Hei Xuanyi gözlerini kıstı ve notu manevi güçle yaktı.

“Gidip daha yakından bakalım.”

Wu Ruo, Hei Xuanyi’yi aşağıya sürükledi. Dilencinin önünde durduklarında, sonunda onun kirli giysili bir kadın olduğunu açıkça gördüler.

Dilencinin tasına bir külçe gümüş koydular. Çınlama, dilencinin dikkatini çekti.

Ama Wu Ruo ve Hei Xuanyi’yi gördüğünde başka yere baktı.

Wu Ruo dudak büktü, “Ne tuhaf bir dilenci! Teşekkür etmek yerine gözlerini bile kaçırıyor.”

Kapının yanında oturan bir adam, dilenciyi sert bir şekilde tekmelemek için öne çıktı. Dilenci acıyla kıvrıldı.

“Neden sana para verecek bir efendin var diye ses çıkarmıyorsun.” Adam Wu Ruo’dan özür diledi, “Üzgünüm efendim. O aptal konuşamıyor.”

Wu Ruo’nun dudakları yukarı kıvrıldı. “Aptal mı?”

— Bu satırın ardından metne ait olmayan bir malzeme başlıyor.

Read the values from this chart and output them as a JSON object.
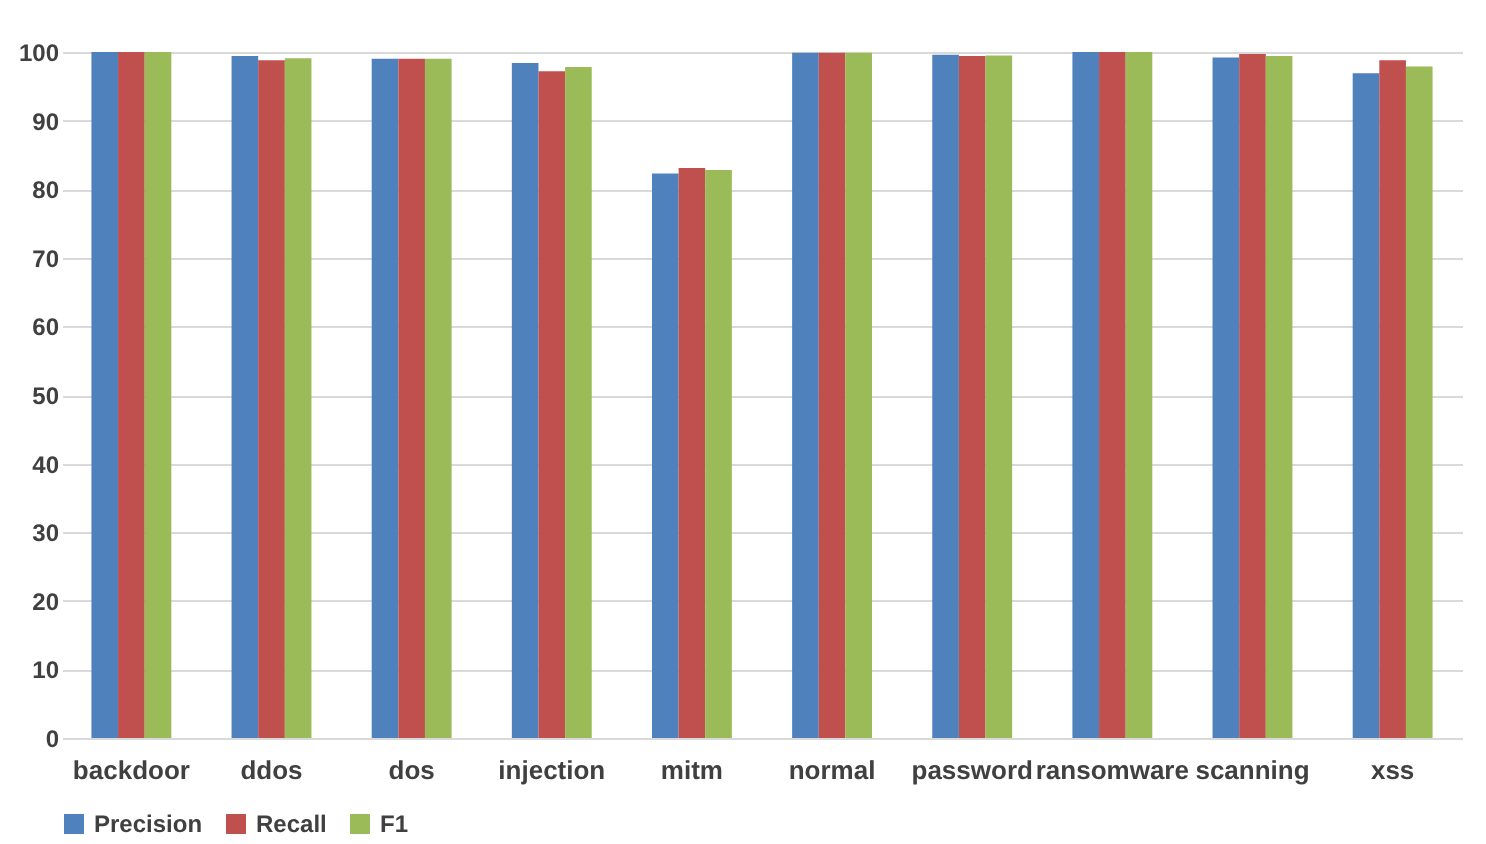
{
  "chart_data": {
    "type": "bar",
    "categories": [
      "backdoor",
      "ddos",
      "dos",
      "injection",
      "mitm",
      "normal",
      "password",
      "ransomware",
      "scanning",
      "xss"
    ],
    "series": [
      {
        "name": "Precision",
        "color": "#4f81bd",
        "values": [
          100,
          99.4,
          99,
          98.4,
          82.3,
          99.9,
          99.6,
          100,
          99.2,
          96.9
        ]
      },
      {
        "name": "Recall",
        "color": "#c0504d",
        "values": [
          100,
          98.8,
          99,
          97.2,
          83.1,
          99.9,
          99.4,
          100,
          99.7,
          98.8
        ]
      },
      {
        "name": "F1",
        "color": "#9bbb59",
        "values": [
          100,
          99.1,
          99,
          97.8,
          82.8,
          99.9,
          99.5,
          100,
          99.4,
          97.9
        ]
      }
    ],
    "ylim": [
      0,
      100
    ],
    "yticks": [
      0,
      10,
      20,
      30,
      40,
      50,
      60,
      70,
      80,
      90,
      100
    ],
    "grid": "y",
    "legend": "bottom"
  }
}
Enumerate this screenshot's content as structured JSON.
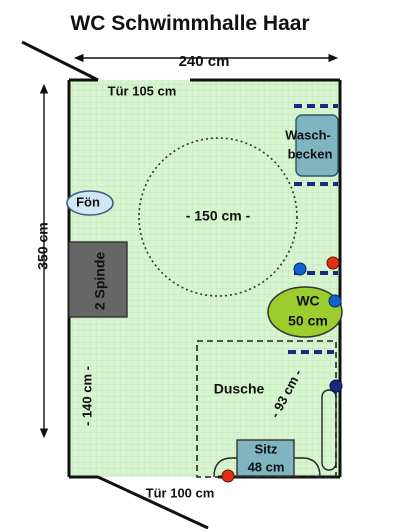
{
  "title": "WC Schwimmhalle Haar",
  "dimensions": {
    "width_label": "240 cm",
    "height_label": "350 cm",
    "turning_circle_label": "- 150 cm -",
    "shower_width_label": "- 140 cm -",
    "shower_depth_label": "- 93 cm -"
  },
  "doors": {
    "top": "Tür 105 cm",
    "bottom": "Tür 100 cm"
  },
  "fixtures": {
    "waschbecken_line1": "Wasch-",
    "waschbecken_line2": "becken",
    "foen": "Fön",
    "spinde": "2 Spinde",
    "wc_line1": "WC",
    "wc_line2": "50 cm",
    "dusche": "Dusche",
    "sitz_line1": "Sitz",
    "sitz_line2": "48 cm"
  },
  "colors": {
    "floor": "#d8f4d0",
    "grid": "#b8e6b0",
    "wall": "#111111",
    "wc": "#9ccc2e",
    "sink": "#7fb4c0",
    "locker": "#666666",
    "button_red": "#e03010",
    "button_blue": "#1060d0",
    "rail": "#1a2a80"
  }
}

“Evet. Dili yok. O yüzden konuşamıyor.”

Dilenci başını kaldırıp adama sert bir bakış attı.

Adam homurdandı, “Bana bakmayı kes! Yoksa gözlerini oyarım!”

Dilenci çok korkmuş gibi büzüştü.

Wu Ruo, Hei Xuanyi’ye, “Xuanyi, dilencinin gözlerinin Wu Weixue’ninki gibi olduğunu düşünmüyor musun?” dedi.

Dilenci, “Wu Weixue” ismiyle titredi ve daha sıkı kıvrıldı. Birden Wu Ruo’ya bir şey hatırlamış gibi bağırdı.

Hei Xuanyi kabul etti,  “Evet, ona benziyor.”

Dilenci ayağa kalkmaya çalıştı ama başaramadı. Tek yapabildiği kükremekti.

Wu Ruo, dilencinin onun Wu Weixue olduğunu söylediğini anlayabiliyordu. Daha fazla sırıttı, “Neden bu kadar heyecanlı? Belki Bayan Wu’yu tanıyordur? Bayan Wu çok güzel. Bayan Wu’yu seviyor mu? Ama Bayan Wu çok asil bir leydi, senin seviyenin çok ötesinde.”

Dilencinin gözleri kızardı ve kükremeye devam etti.

Wu Ruo kaseye bir külçe gümüş daha düşürdü, “Sosyal statün Bayan Wu kadar iyi olsa bile, senden hoşlanmazdı çünkü başka birini, hatta bir erkekle evli bir adamı seviyor.”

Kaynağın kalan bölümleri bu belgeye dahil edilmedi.